Вот и пришёл последний день апреля. Я приготовила фотографию. Аккуратно упаковала свои самые дорогие для меня вещи: красивое зелёное шерстяное платье, коричневые туфли и часики — и поехала на встречу. Я оправдывала свой поступок тем, что дороже зрения нет ничего.

«А вдруг всё получится? Ведь в жизни так много волшебства», — раздумывала я. Подходя к зданию вокзала, издали заметила ожидающую меня женщину. Мы поравнялись и пошли в скверик к своей скамеечке.

— Дай мне твою фотографию. Я сейчас ещё раз внимательно посмотрю на неё, — попросила она меня. Вглядываясь в неё, женщина как бы погрузилась в свои, только ей известные, думы. Потом она достала очень маленький бумажный свёрточек величиной с ноготь мизинца, всмотрелась в него, потом снова в фотографию. — Теперь послушай меня, — сказала она, придвинувшись ко мне, — я даю тебе вот это, — и она подала этот плотно упакованный бумажный свёрточек. — Ты возьмёшь его, сегодня в полночь встанешь в центре перекрёстка и со словами: «Вернись туда, откуда пришло», — бросишь комочек через левое плечо.

— А где это у нас перекрёсток? Да ведь и транспорт ходит, — недоумевала я.

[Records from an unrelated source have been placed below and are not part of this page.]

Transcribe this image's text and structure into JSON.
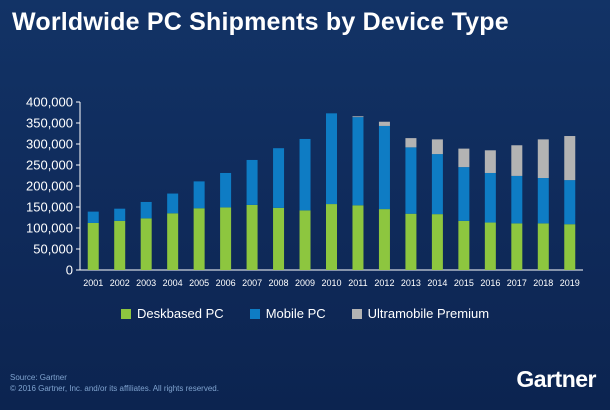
{
  "title": "Worldwide PC Shipments by Device Type",
  "source_line1": "Source: Gartner",
  "source_line2": "© 2016 Gartner, Inc. and/or its affiliates. All rights reserved.",
  "logo": "Gartner",
  "colors": {
    "deskbased": "#8dc63f",
    "mobile": "#0e7cc4",
    "ultramobile": "#b3b3b3",
    "background": "#0f2a5a",
    "axis": "#ffffff"
  },
  "chart_data": {
    "type": "bar",
    "stacked": true,
    "title": "Worldwide PC Shipments by Device Type",
    "xlabel": "",
    "ylabel": "",
    "ylim": [
      0,
      400000
    ],
    "yticks": [
      "0",
      "50,000",
      "100,000",
      "150,000",
      "200,000",
      "250,000",
      "300,000",
      "350,000",
      "400,000"
    ],
    "ytick_values": [
      0,
      50000,
      100000,
      150000,
      200000,
      250000,
      300000,
      350000,
      400000
    ],
    "legend_position": "bottom",
    "categories": [
      "2001",
      "2002",
      "2003",
      "2004",
      "2005",
      "2006",
      "2007",
      "2008",
      "2009",
      "2010",
      "2011",
      "2012",
      "2013",
      "2014",
      "2015",
      "2016",
      "2017",
      "2018",
      "2019"
    ],
    "series": [
      {
        "name": "Deskbased PC",
        "color_key": "deskbased",
        "values": [
          112000,
          117000,
          123000,
          135000,
          147000,
          149000,
          155000,
          148000,
          142000,
          157000,
          154000,
          145000,
          134000,
          133000,
          117000,
          113000,
          111000,
          111000,
          109000
        ]
      },
      {
        "name": "Mobile PC",
        "color_key": "mobile",
        "values": [
          27000,
          29000,
          39000,
          47000,
          64000,
          82000,
          107000,
          142000,
          170000,
          216000,
          210000,
          198000,
          158000,
          143000,
          128000,
          118000,
          113000,
          108000,
          105000
        ]
      },
      {
        "name": "Ultramobile Premium",
        "color_key": "ultramobile",
        "values": [
          0,
          0,
          0,
          0,
          0,
          0,
          0,
          0,
          0,
          0,
          2000,
          10000,
          22000,
          35000,
          44000,
          54000,
          73000,
          92000,
          105000
        ]
      }
    ]
  }
}
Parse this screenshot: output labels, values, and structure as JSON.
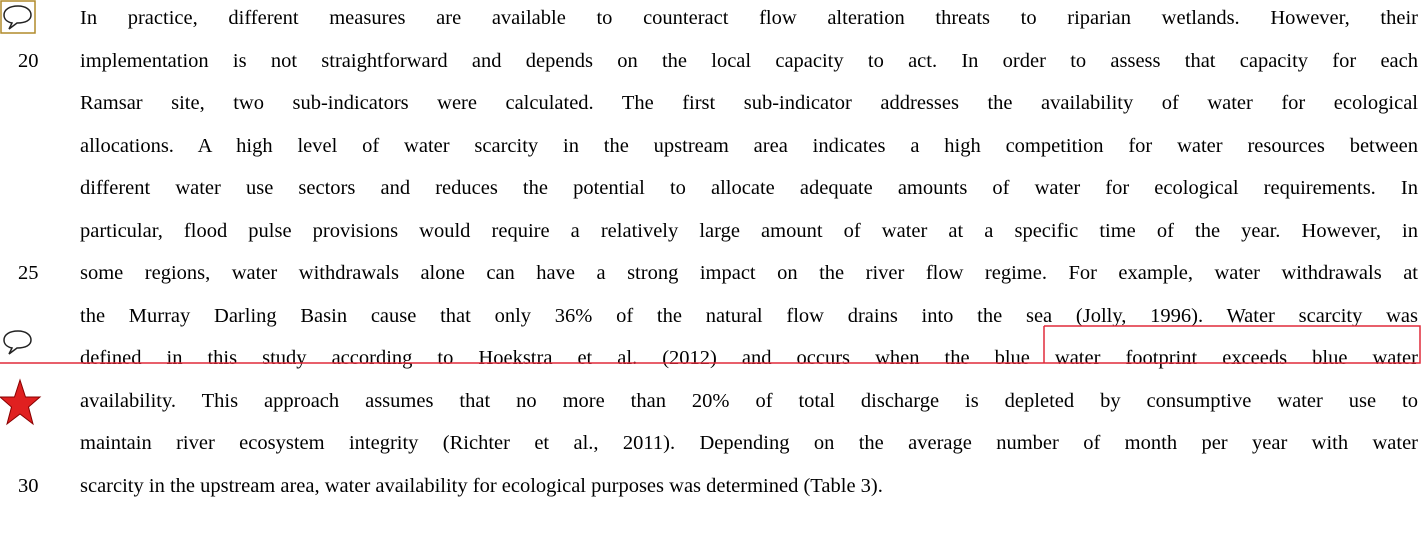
{
  "lines": [
    "In practice, different measures are available to counteract flow alteration threats to riparian wetlands. However, their",
    "implementation is not straightforward and depends on the local capacity to act. In order to assess that capacity for each",
    "Ramsar site, two sub-indicators were calculated. The first sub-indicator addresses the availability of water for ecological",
    "allocations. A high level of water scarcity in the upstream area indicates a high competition for water resources between",
    "different water use sectors and reduces the potential to allocate adequate amounts of water for ecological requirements. In",
    "particular, flood pulse provisions would require a relatively large amount of water at a specific time of the year. However, in",
    "some regions, water withdrawals alone can have a strong impact on the river flow regime. For example, water withdrawals at",
    "the Murray Darling Basin cause that only 36% of the natural flow drains into the sea (Jolly, 1996). Water scarcity was",
    "defined in this study according to Hoekstra et al. (2012) and occurs when the blue water footprint exceeds blue water",
    "availability. This approach assumes that no more than 20% of total discharge is depleted by consumptive water use to",
    "maintain river ecosystem integrity (Richter et al., 2011). Depending on the average number of month per year with water",
    "scarcity in the upstream area, water availability for ecological purposes was determined (Table 3)."
  ],
  "line_numbers": [
    "20",
    "25",
    "30"
  ]
}
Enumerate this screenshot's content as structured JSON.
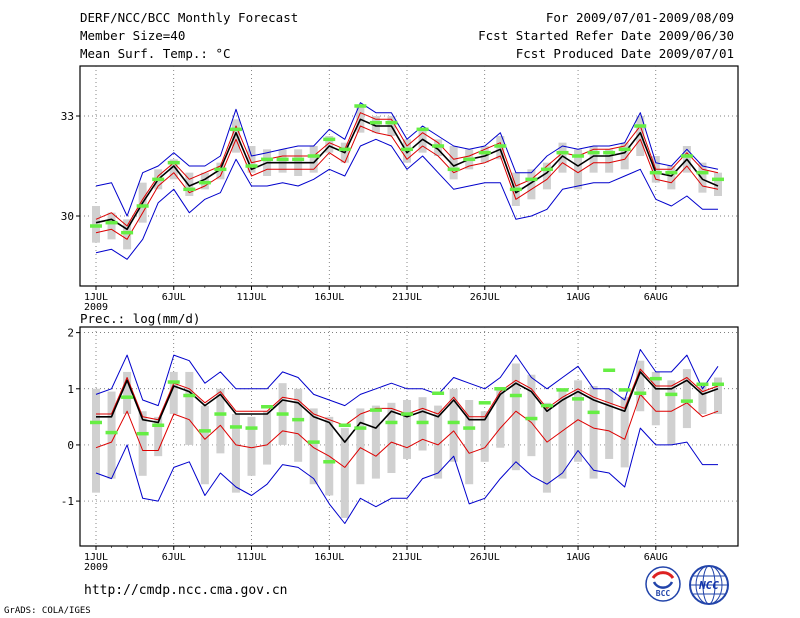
{
  "header": {
    "title": "DERF/NCC/BCC Monthly Forecast",
    "member_size": "Member Size=40",
    "variable_temp": "Mean Surf. Temp.: °C",
    "period": "For 2009/07/01-2009/08/09",
    "started_refer": "Fcst Started Refer Date 2009/06/30",
    "produced": "Fcst Produced Date 2009/07/01"
  },
  "footer": {
    "url": "http://cmdp.ncc.cma.gov.cn",
    "credit": "GrADS: COLA/IGES",
    "logo_bcc_text": "BCC",
    "logo_ncc_text": "NCC"
  },
  "colors": {
    "envelope": "#0000cc",
    "percentile": "#dd0000",
    "median": "#000000",
    "box": "#d0d0d0",
    "observed": "#66ee44"
  },
  "chart_data": [
    {
      "type": "line",
      "id": "temp",
      "title": "Mean Surf. Temp.: °C",
      "xlabel": "",
      "ylabel": "°C",
      "xlim": [
        0,
        40
      ],
      "ylim": [
        27.9,
        34.5
      ],
      "yticks": [
        30,
        33
      ],
      "ytick_labels": [
        "30",
        "33"
      ],
      "grid": true,
      "xtick_days": [
        0,
        5,
        10,
        15,
        20,
        25,
        31,
        36
      ],
      "xtick_labels": [
        "1JUL",
        "6JUL",
        "11JUL",
        "16JUL",
        "21JUL",
        "26JUL",
        "1AUG",
        "6AUG"
      ],
      "year_label": "2009",
      "series": [
        {
          "name": "max",
          "color": "envelope",
          "values": [
            30.9,
            31.0,
            30.0,
            31.3,
            31.5,
            31.9,
            31.5,
            31.5,
            31.8,
            33.2,
            31.8,
            31.9,
            32.0,
            32.1,
            32.1,
            32.6,
            32.3,
            33.4,
            33.1,
            33.1,
            32.3,
            32.7,
            32.4,
            32.1,
            32.0,
            32.1,
            32.5,
            31.3,
            31.3,
            31.8,
            32.1,
            32.0,
            32.1,
            32.1,
            32.2,
            33.1,
            31.6,
            31.5,
            32.0,
            31.5,
            31.4
          ]
        },
        {
          "name": "upper",
          "color": "percentile",
          "values": [
            29.9,
            30.1,
            29.7,
            30.5,
            31.2,
            31.6,
            31.1,
            31.3,
            31.5,
            32.7,
            31.6,
            31.7,
            31.8,
            31.8,
            31.8,
            32.2,
            32.0,
            33.1,
            32.9,
            32.9,
            32.1,
            32.5,
            32.2,
            31.7,
            31.8,
            32.0,
            32.2,
            30.9,
            31.1,
            31.5,
            31.9,
            31.8,
            32.0,
            32.0,
            32.1,
            32.7,
            31.4,
            31.4,
            31.9,
            31.4,
            31.3
          ]
        },
        {
          "name": "median",
          "color": "median",
          "values": [
            29.8,
            29.9,
            29.6,
            30.4,
            31.1,
            31.5,
            30.9,
            31.1,
            31.4,
            32.5,
            31.4,
            31.6,
            31.6,
            31.6,
            31.6,
            32.1,
            31.9,
            32.9,
            32.7,
            32.7,
            31.9,
            32.3,
            32.0,
            31.5,
            31.7,
            31.8,
            32.0,
            30.7,
            31.0,
            31.3,
            31.8,
            31.5,
            31.8,
            31.8,
            31.9,
            32.5,
            31.3,
            31.2,
            31.7,
            31.1,
            30.9
          ]
        },
        {
          "name": "lower",
          "color": "percentile",
          "values": [
            29.5,
            29.6,
            29.3,
            30.1,
            30.9,
            31.3,
            30.7,
            30.9,
            31.2,
            32.3,
            31.2,
            31.4,
            31.4,
            31.4,
            31.4,
            31.9,
            31.6,
            32.7,
            32.5,
            32.4,
            31.7,
            32.1,
            31.8,
            31.3,
            31.5,
            31.6,
            31.8,
            30.5,
            30.8,
            31.1,
            31.6,
            31.3,
            31.6,
            31.6,
            31.7,
            32.3,
            31.1,
            31.0,
            31.5,
            30.9,
            30.8
          ]
        },
        {
          "name": "min",
          "color": "envelope",
          "values": [
            28.9,
            29.0,
            28.7,
            29.3,
            30.4,
            30.8,
            30.1,
            30.5,
            30.7,
            31.7,
            30.9,
            30.9,
            31.0,
            30.9,
            31.1,
            31.4,
            31.2,
            32.1,
            32.3,
            32.1,
            31.4,
            31.8,
            31.3,
            30.8,
            30.9,
            31.0,
            31.0,
            29.9,
            30.0,
            30.2,
            30.8,
            30.9,
            31.0,
            31.0,
            31.2,
            31.4,
            30.5,
            30.3,
            30.6,
            30.2,
            30.2
          ]
        }
      ],
      "boxes": [
        [
          29.2,
          30.3
        ],
        [
          29.3,
          30.1
        ],
        [
          29.0,
          29.9
        ],
        [
          29.8,
          31.0
        ],
        [
          30.8,
          31.4
        ],
        [
          31.1,
          31.7
        ],
        [
          30.6,
          31.3
        ],
        [
          30.8,
          31.3
        ],
        [
          31.1,
          31.6
        ],
        [
          31.9,
          32.9
        ],
        [
          31.3,
          32.1
        ],
        [
          31.2,
          32.0
        ],
        [
          31.3,
          32.0
        ],
        [
          31.2,
          32.0
        ],
        [
          31.3,
          32.1
        ],
        [
          31.9,
          32.4
        ],
        [
          31.6,
          32.2
        ],
        [
          32.5,
          33.3
        ],
        [
          32.5,
          33.0
        ],
        [
          32.4,
          33.0
        ],
        [
          31.6,
          32.3
        ],
        [
          31.9,
          32.6
        ],
        [
          31.8,
          32.3
        ],
        [
          31.1,
          32.1
        ],
        [
          31.4,
          32.0
        ],
        [
          31.6,
          32.1
        ],
        [
          31.7,
          32.4
        ],
        [
          30.3,
          31.3
        ],
        [
          30.5,
          31.4
        ],
        [
          30.8,
          31.6
        ],
        [
          31.3,
          32.2
        ],
        [
          30.8,
          32.0
        ],
        [
          31.3,
          32.1
        ],
        [
          31.3,
          32.0
        ],
        [
          31.4,
          32.2
        ],
        [
          31.8,
          33.0
        ],
        [
          31.0,
          31.8
        ],
        [
          30.8,
          31.5
        ],
        [
          31.3,
          32.1
        ],
        [
          30.7,
          31.6
        ],
        [
          30.6,
          31.3
        ]
      ],
      "observed": [
        29.7,
        29.8,
        29.5,
        30.3,
        31.1,
        31.6,
        30.8,
        31.0,
        31.4,
        32.6,
        31.5,
        31.7,
        31.7,
        31.7,
        31.8,
        32.3,
        32.0,
        33.3,
        32.8,
        32.8,
        32.0,
        32.6,
        32.1,
        31.4,
        31.7,
        31.9,
        32.1,
        30.8,
        31.1,
        31.4,
        31.9,
        31.8,
        31.9,
        31.9,
        32.0,
        32.7,
        31.3,
        31.3,
        31.8,
        31.3,
        31.1
      ]
    },
    {
      "type": "line",
      "id": "prec",
      "title": "Prec.: log(mm/d)",
      "xlabel": "",
      "ylabel": "log(mm/d)",
      "xlim": [
        0,
        40
      ],
      "ylim": [
        -1.8,
        2.1
      ],
      "yticks": [
        -1,
        0,
        1,
        2
      ],
      "ytick_labels": [
        "-1",
        "0",
        "1",
        "2"
      ],
      "grid": true,
      "xtick_days": [
        0,
        5,
        10,
        15,
        20,
        25,
        31,
        36
      ],
      "xtick_labels": [
        "1JUL",
        "6JUL",
        "11JUL",
        "16JUL",
        "21JUL",
        "26JUL",
        "1AUG",
        "6AUG"
      ],
      "year_label": "2009",
      "series": [
        {
          "name": "max",
          "color": "envelope",
          "values": [
            0.9,
            1.0,
            1.6,
            0.8,
            0.7,
            1.6,
            1.5,
            1.1,
            1.3,
            1.0,
            1.0,
            1.0,
            1.3,
            1.2,
            0.9,
            0.8,
            0.7,
            0.9,
            1.0,
            1.1,
            1.0,
            1.0,
            0.9,
            1.2,
            1.1,
            1.0,
            1.2,
            1.6,
            1.2,
            1.0,
            1.2,
            1.4,
            1.0,
            1.0,
            0.8,
            1.7,
            1.3,
            1.3,
            1.6,
            1.0,
            1.4
          ]
        },
        {
          "name": "upper",
          "color": "percentile",
          "values": [
            0.55,
            0.55,
            1.2,
            0.5,
            0.45,
            1.1,
            1.0,
            0.75,
            0.95,
            0.6,
            0.6,
            0.6,
            0.85,
            0.8,
            0.55,
            0.45,
            0.35,
            0.55,
            0.65,
            0.65,
            0.55,
            0.65,
            0.55,
            0.85,
            0.5,
            0.5,
            0.95,
            1.15,
            1.0,
            0.65,
            0.85,
            1.0,
            0.85,
            0.75,
            0.65,
            1.35,
            1.05,
            1.05,
            1.2,
            0.95,
            1.05
          ]
        },
        {
          "name": "median",
          "color": "median",
          "values": [
            0.5,
            0.5,
            1.15,
            0.45,
            0.4,
            1.05,
            0.95,
            0.7,
            0.9,
            0.55,
            0.55,
            0.55,
            0.8,
            0.75,
            0.5,
            0.4,
            0.05,
            0.4,
            0.3,
            0.6,
            0.5,
            0.6,
            0.5,
            0.8,
            0.45,
            0.45,
            0.9,
            1.1,
            0.95,
            0.6,
            0.8,
            0.95,
            0.8,
            0.7,
            0.6,
            1.3,
            1.0,
            1.0,
            1.15,
            0.9,
            1.0
          ]
        },
        {
          "name": "lower",
          "color": "percentile",
          "values": [
            -0.05,
            0.05,
            0.6,
            -0.1,
            -0.1,
            0.55,
            0.45,
            0.1,
            0.35,
            0.0,
            -0.05,
            0.0,
            0.25,
            0.2,
            -0.05,
            -0.2,
            -0.4,
            -0.05,
            -0.2,
            0.05,
            -0.05,
            0.1,
            0.0,
            0.25,
            -0.15,
            -0.05,
            0.3,
            0.6,
            0.4,
            0.05,
            0.25,
            0.45,
            0.3,
            0.25,
            0.1,
            0.9,
            0.6,
            0.6,
            0.75,
            0.5,
            0.6
          ]
        },
        {
          "name": "min",
          "color": "envelope",
          "values": [
            -0.5,
            -0.6,
            0.0,
            -0.95,
            -1.0,
            -0.4,
            -0.3,
            -0.9,
            -0.5,
            -0.75,
            -0.9,
            -0.7,
            -0.35,
            -0.4,
            -0.6,
            -1.05,
            -1.4,
            -0.95,
            -1.1,
            -0.95,
            -0.95,
            -0.6,
            -0.5,
            -0.2,
            -1.05,
            -0.95,
            -0.6,
            -0.3,
            -0.55,
            -0.7,
            -0.5,
            -0.1,
            -0.45,
            -0.5,
            -0.75,
            0.3,
            0.0,
            0.0,
            0.05,
            -0.35,
            -0.35
          ]
        }
      ],
      "boxes": [
        [
          -0.85,
          1.0
        ],
        [
          -0.6,
          0.95
        ],
        [
          0.55,
          1.3
        ],
        [
          -0.55,
          0.6
        ],
        [
          -0.2,
          0.5
        ],
        [
          0.55,
          1.3
        ],
        [
          0.0,
          1.3
        ],
        [
          -0.7,
          0.7
        ],
        [
          -0.15,
          1.0
        ],
        [
          -0.85,
          0.55
        ],
        [
          -0.55,
          0.5
        ],
        [
          -0.35,
          0.6
        ],
        [
          0.0,
          1.1
        ],
        [
          -0.3,
          1.0
        ],
        [
          -0.7,
          0.65
        ],
        [
          -0.9,
          0.5
        ],
        [
          -1.3,
          0.3
        ],
        [
          -0.7,
          0.65
        ],
        [
          -0.6,
          0.7
        ],
        [
          -0.5,
          0.75
        ],
        [
          -0.25,
          0.8
        ],
        [
          -0.1,
          0.85
        ],
        [
          -0.6,
          0.7
        ],
        [
          -0.3,
          1.0
        ],
        [
          -0.7,
          0.8
        ],
        [
          -0.3,
          0.6
        ],
        [
          -0.05,
          1.0
        ],
        [
          -0.45,
          1.45
        ],
        [
          -0.2,
          1.25
        ],
        [
          -0.85,
          0.75
        ],
        [
          -0.6,
          1.0
        ],
        [
          -0.3,
          1.15
        ],
        [
          -0.6,
          1.05
        ],
        [
          -0.25,
          1.0
        ],
        [
          -0.4,
          0.85
        ],
        [
          0.6,
          1.5
        ],
        [
          0.35,
          1.3
        ],
        [
          0.0,
          1.15
        ],
        [
          0.3,
          1.35
        ],
        [
          0.55,
          1.05
        ],
        [
          0.55,
          1.2
        ]
      ],
      "observed": [
        0.4,
        0.22,
        0.85,
        0.2,
        0.35,
        1.12,
        0.88,
        0.25,
        0.55,
        0.32,
        0.3,
        0.68,
        0.55,
        0.45,
        0.05,
        -0.3,
        0.35,
        0.3,
        0.62,
        0.4,
        0.55,
        0.4,
        0.92,
        0.4,
        0.3,
        0.75,
        1.0,
        0.88,
        0.47,
        0.7,
        0.98,
        0.82,
        0.58,
        1.33,
        0.98,
        0.92,
        1.18,
        0.9,
        0.78,
        1.08,
        1.08
      ]
    }
  ]
}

— Послушай, перекрёсток — около угла твоего дома, середина его — прямо на трамвайной линии. Я его вижу. А когда ты выйдешь, всё остановится. Но прежде чем пойти туда, приготовься к тому, что, вернувшись домой, ты ляжешь в постель и будешь долго спать. Приготовь просторную чистую ночную рубашку, поменяй, перестели постельное бельё, рядом повесь свой длинный халатик. Твой сон был нарушен, и из-за этого нарушилось и остальное. Сначала ты будешь спать ночь, день, а там твои родственники аккуратно выведут тебя из сна. Дальше всё должно восстановиться. Но на будущее знай: ничем сильно не увлекайся, живи аккуратно и береги ночной сон. Ну помогай тебе Бог.

Они встали и пошли к вокзалу.

— Ой, а это вам, — и я подала ей упакованный мешочек.

— Ты точно знаешь, что тебе не жалко то, что отдаёшь?

— Конечно, не жалко. Я рада отдать многое за то, чтобы видеть свет и хотя бы в молодости быть относительно здоровой, — в запальчивости, запинаясь, ответила я.

В последнее время я спала по два-три часа в сутки, теперь я должна была приготовиться к длительному сну. Я предупредила своих младших брата и сестру, что праздник Первомая я проведу в кровати, а если на следующий день мне будет не проснуться, то пусть разбудят меня потихонечку. О женщине я ничего не сказала.

Когда первого мая я и самом деле не проснулась, то брат испугался и второго мая с утра поехал за отцом, который жил в пригороде. Пока отец постепенно выводил меня из сна, в разговоре со мной понял, что я общалась с гадалкой и отдала ей свои вещи.

— Я очень хочу её увидеть. Поехали на такси, может, ты узнаешь её, — сказал отец.

— Зачем тебе? Ты будешь обвинять её? Но ведь я не пила никакого лекарства и так здорово спала! А ещё она мне сказала, что у меня уже не будет большой беды.

— Да нет, я бы поблагодарил её и спросил бы кое-что, — объяснил отец, умоляюще взглянув на меня.

— Да ведь она собиралась уезжать. Ну поехали, вдруг встретим, — согласилась я.

Но встретиться нам не удалось. С той поры у меня наладился сон и прекратились приступы слепоты.